Region Stuttgart - Der „Nordostring als Fata Morgana“ – so hat der grüne Landtagsabgeordnete Jürgen Walter unlängst eine Mitteilung an die Presse überschrieben. Um direkt im nächsten Satz seiner Hoffnung Ausdruck zu verleihen, dass auch beim „Nordostring an Aschermittwoch alles vorbei ist“. Nun gut, die Grünen waren immer gegen dieses Straßenprojekt, das polarisiert wie kaum ein zweites im Land. Aber Aschermittwoch ist längst verstrichen, und die Debatte geht weiter. Der Ring, der im Norden der Landeshauptstadt von Waiblingen über Remseck bis nach Kornwestheim führen soll, feiert gerade die nächste Auferstehung.
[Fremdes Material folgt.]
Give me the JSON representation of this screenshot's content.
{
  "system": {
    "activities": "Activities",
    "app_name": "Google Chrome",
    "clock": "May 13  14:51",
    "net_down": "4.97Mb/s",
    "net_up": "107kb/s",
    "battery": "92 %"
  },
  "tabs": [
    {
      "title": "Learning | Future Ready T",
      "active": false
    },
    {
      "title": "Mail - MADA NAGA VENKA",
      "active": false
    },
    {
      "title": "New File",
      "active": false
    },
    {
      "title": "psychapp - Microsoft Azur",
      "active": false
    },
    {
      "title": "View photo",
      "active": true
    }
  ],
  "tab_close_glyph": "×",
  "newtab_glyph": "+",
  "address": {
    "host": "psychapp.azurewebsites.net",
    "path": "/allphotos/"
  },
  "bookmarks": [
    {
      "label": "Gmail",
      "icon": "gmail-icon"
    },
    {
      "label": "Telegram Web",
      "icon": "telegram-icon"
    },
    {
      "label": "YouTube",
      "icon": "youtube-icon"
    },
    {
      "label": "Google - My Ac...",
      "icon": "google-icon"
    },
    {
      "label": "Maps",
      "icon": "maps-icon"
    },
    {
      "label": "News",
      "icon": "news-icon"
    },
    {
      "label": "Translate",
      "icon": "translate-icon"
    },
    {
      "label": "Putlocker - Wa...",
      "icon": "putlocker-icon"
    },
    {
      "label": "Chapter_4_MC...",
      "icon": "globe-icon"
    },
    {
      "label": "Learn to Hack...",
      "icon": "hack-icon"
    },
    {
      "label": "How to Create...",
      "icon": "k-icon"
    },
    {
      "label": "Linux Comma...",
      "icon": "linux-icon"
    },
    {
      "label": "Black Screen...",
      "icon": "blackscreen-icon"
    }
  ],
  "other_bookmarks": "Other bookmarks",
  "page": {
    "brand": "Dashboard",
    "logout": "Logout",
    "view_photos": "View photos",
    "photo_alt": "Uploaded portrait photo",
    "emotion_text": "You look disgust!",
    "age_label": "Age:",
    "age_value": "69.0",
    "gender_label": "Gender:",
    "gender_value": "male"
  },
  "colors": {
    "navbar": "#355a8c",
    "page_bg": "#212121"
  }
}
Vor allem seit in Remseck die Planungen für den Bau einer weiteren Neckarbrücke konkreter werden, wird wieder über den Nordostring gestritten – auf Landesebene und in den Kommunen entlang der Strecke.
Zusätzliches Feuer kommt in die Diskussion, weil die Kommunalwahl näher rückt. Für die Anhänger ist der Ring die letzte verbliebene Möglichkeit, die chronisch verstopften Straßen in der Region zu entlasten. Für Kritiker ist er eine Ersatzautobahn, die wertvolle Grünflächen vernichten, die Landschaft verschandeln und noch mehr Verkehr produzieren würde. Wir erklären an dieser Stelle, wer für den Nordostring ist und wer dagegen.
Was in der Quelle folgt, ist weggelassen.